- Origin: Lisbon, Portugal
- Genres: Punk rock Hardcore punk Skate punk
- Years active: 1995 – present
- Labels: Música Alternativa Sony Music
- Members: Tiago Afonso Pedro Rosario (Kistos) Rui Costa (Ruka) Tiago Felgueiras (Ganso) Alexandre Morais
- Past members: Cró Orélio Nuno Espirito Santo João Ribas (deceased) Jimmix Rodrigo
- Website: https://www.somostaraperdida.pt/

= Tara Perdida =

Portuguese punk rock band

Tara Perdida is a Portuguese punk rock band. Composed of five members: Tiago Afonso (vocals), Ruka (guitar), Ganso (guitar), Alexandre Morais (bass) and Pedro Rosario (drums), it was originally an underground project, but upon the release of their album, Lambe-Botas in 2008, they have become commercially successful, especially among young generations.

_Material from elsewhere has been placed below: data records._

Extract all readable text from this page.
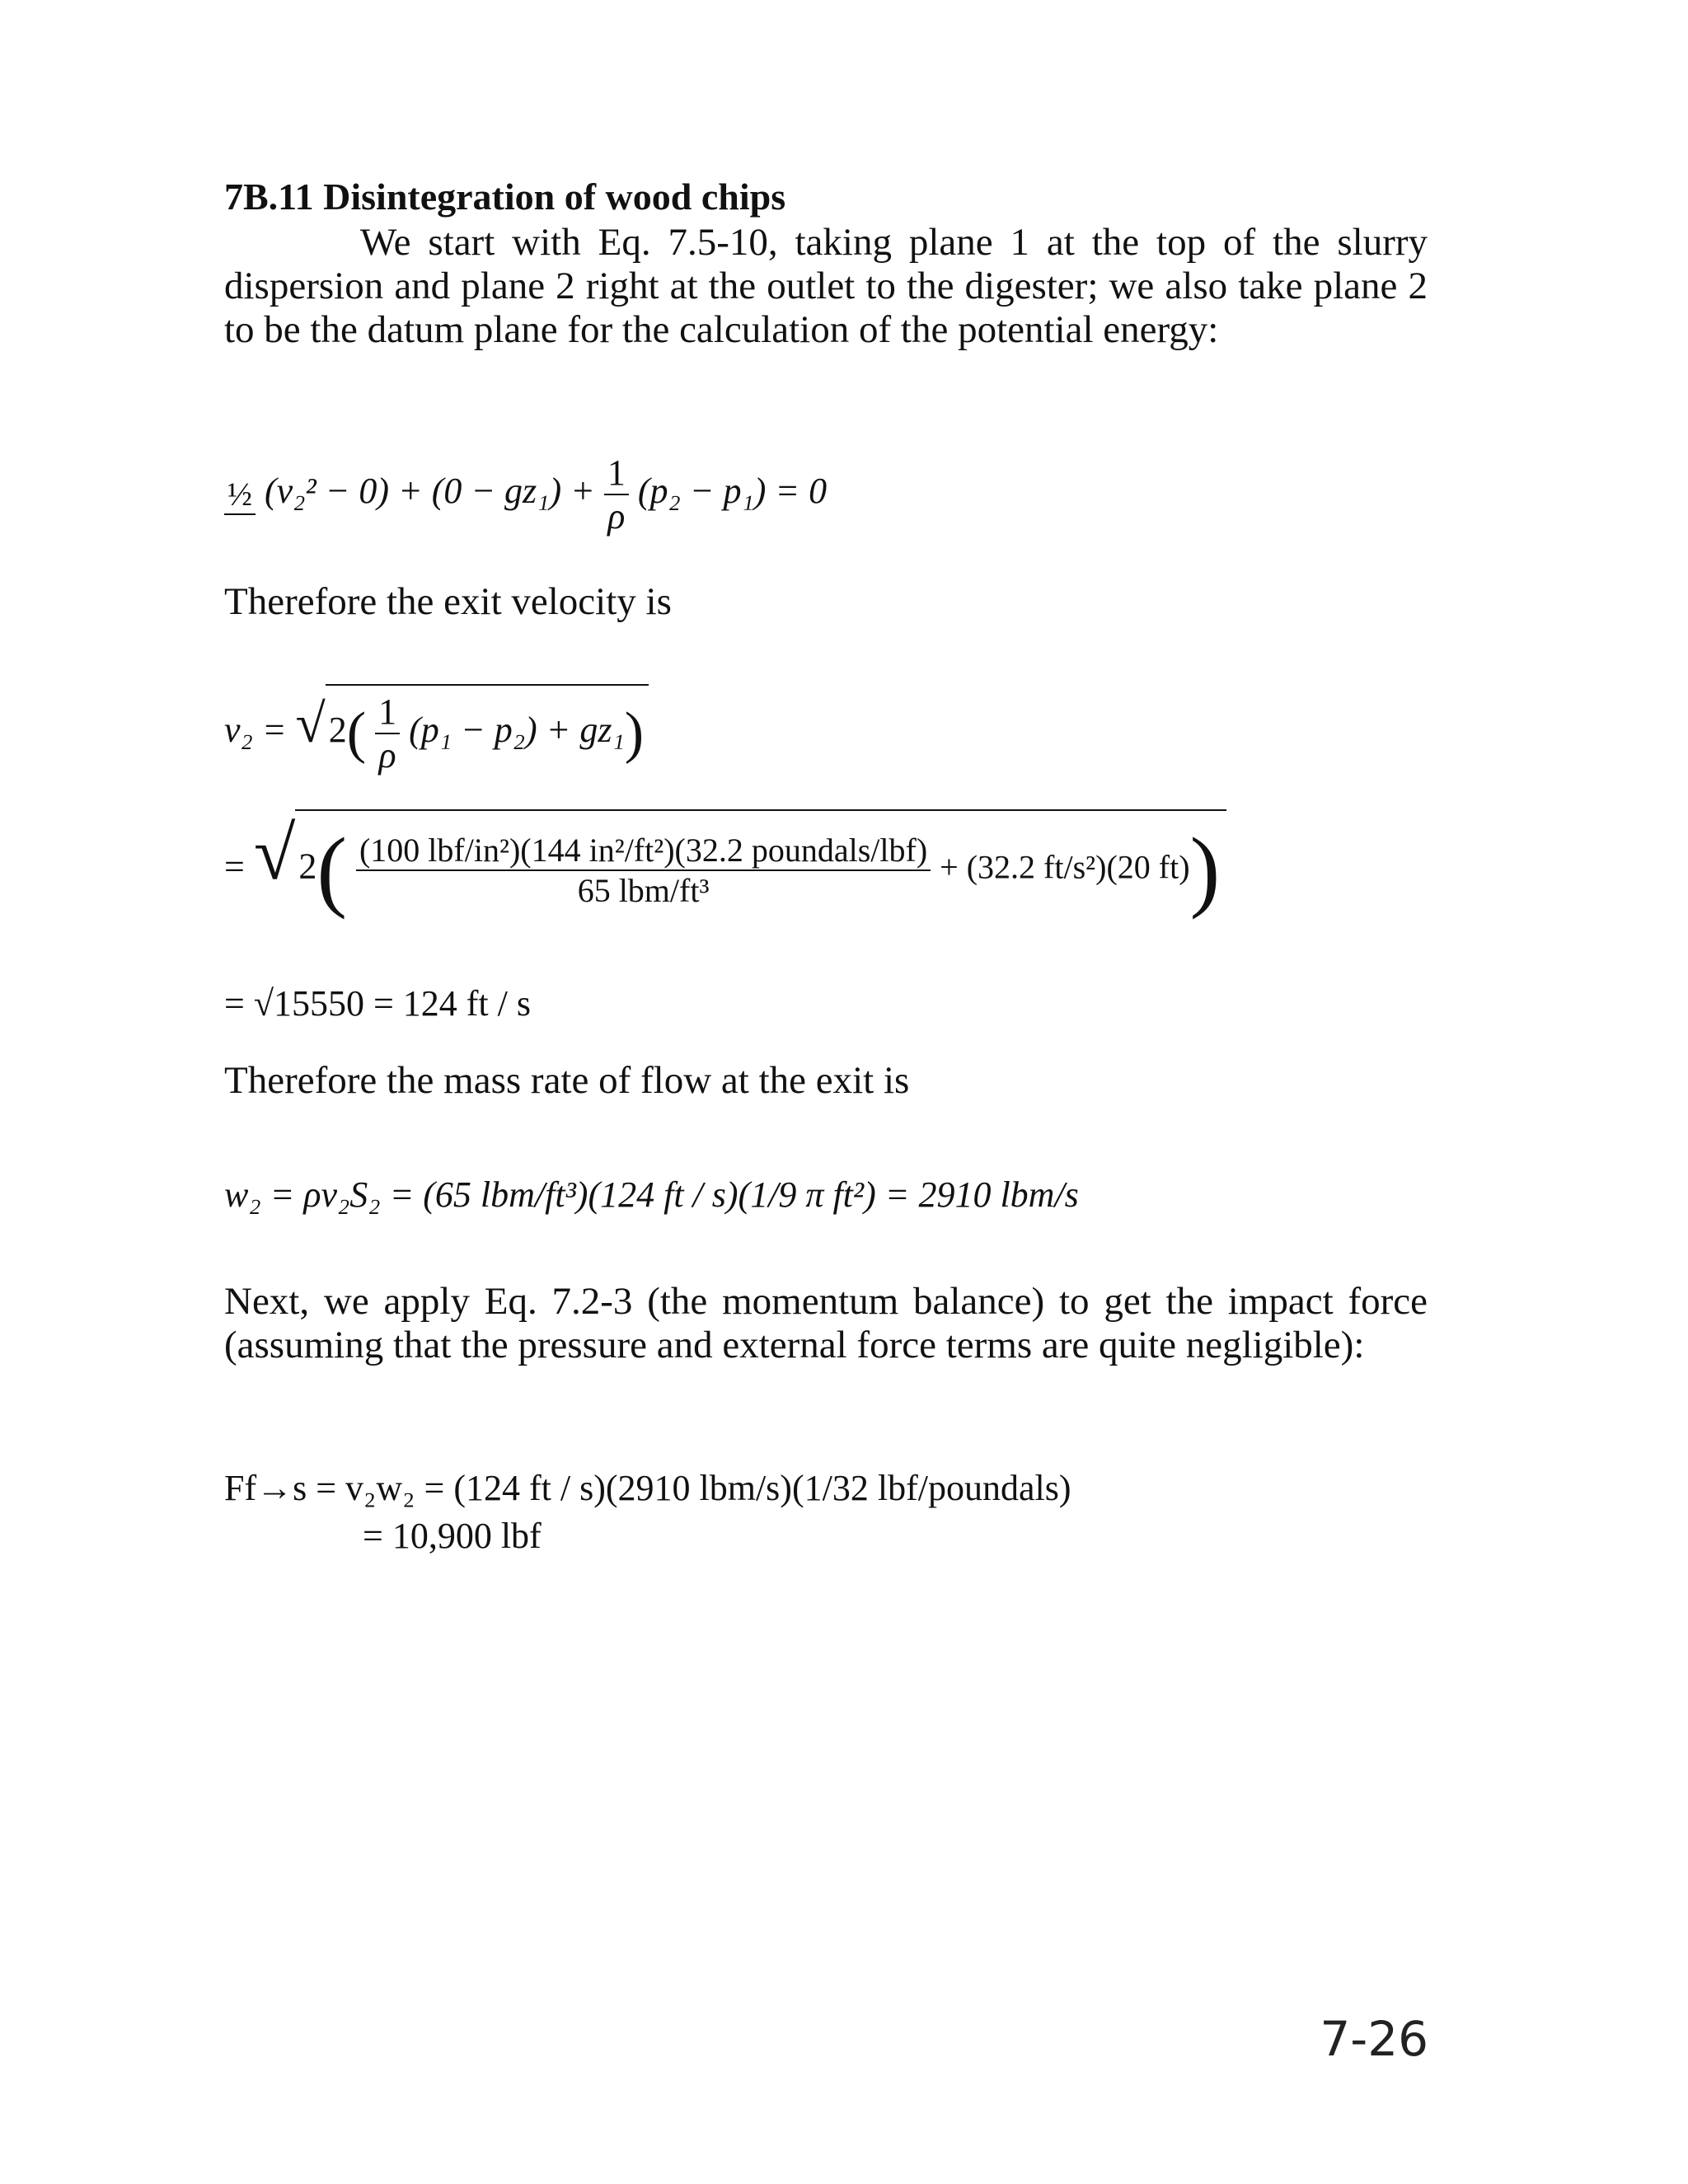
7B.11 Disintegration of wood chips
We start with Eq. 7.5-10, taking plane 1 at the top of the slurry dispersion and plane 2 right at the outlet to the digester; we also take plane 2 to be the datum plane for the calculation of the potential energy:
½ $(v_2^2 - 0) + (0 - gz_1) + \frac{1}{\rho} (p_2 - p_1) = 0$
Therefore the exit velocity is
$v_2 = √2( \frac{1}{\rho} (p_1 - p_2) + gz_1)$
= $√2( \frac{\text{(100 lbf/in²)(144 in²/ft²)(32.2 poundals/lbf)}}{\text{65 lbm/ft³}} + (32.2$ ft/s²)(20 ft))
= √15550 = 124 ft / s
Therefore the mass rate of flow at the exit is
w₂ = ρv₂S₂ = (65 lbm/ft³)(124 ft / s)(1/9 π ft²) = 2910 lbm/s
Next, we apply Eq. 7.2-3 (the momentum balance) to get the impact force (assuming that the pressure and external force terms are quite negligible):
Ff→s = v₂w₂ = (124 ft / s)(2910 lbm/s)(1/32 lbf/poundals)
= 10,900 lbf
7-26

Tara Perdida formed when João Ribas, after leaving Censurados (a pioneering punk band in Portugal) wanted to create another Portuguese punk rock band, and other bandmantes, Ruka and Orélio had the same goal. So they joined, in 1995 and formed Tara Perdida. Since then Tara Perdida has released seven studio albums: Tara Perdida, Só Não Vê Quem Não Quer, É Assim..., Lambe-Botas, Nada a Esconder, Dono do Mundo and Luto.

Tara Perdida is probably the most successful surviving Portuguese punk rock band (albeit not as successful as Peste & Sida or even Censurados in their heyday, but these bands disappeared or stopped playing punk), and has on several occasions opened NOFX and The Offspring concerts. A DVD was released in December 2007, featuring a live performance in Almada. A studio album was also
released in the beginning of 2008. The band featured in the opening line-up of the 2008 Lisbon, (Portugal), Super Bock Super Rock festival as guests of Iron Maiden.

On 23 March 2014, vocalist João Ribas dies victim of respiratory infection.
On 22 June 2015, the band released their brand new album titled Luto, the first album with new vocalist Tiago Afonso (Easyway) following the death of João Ribas.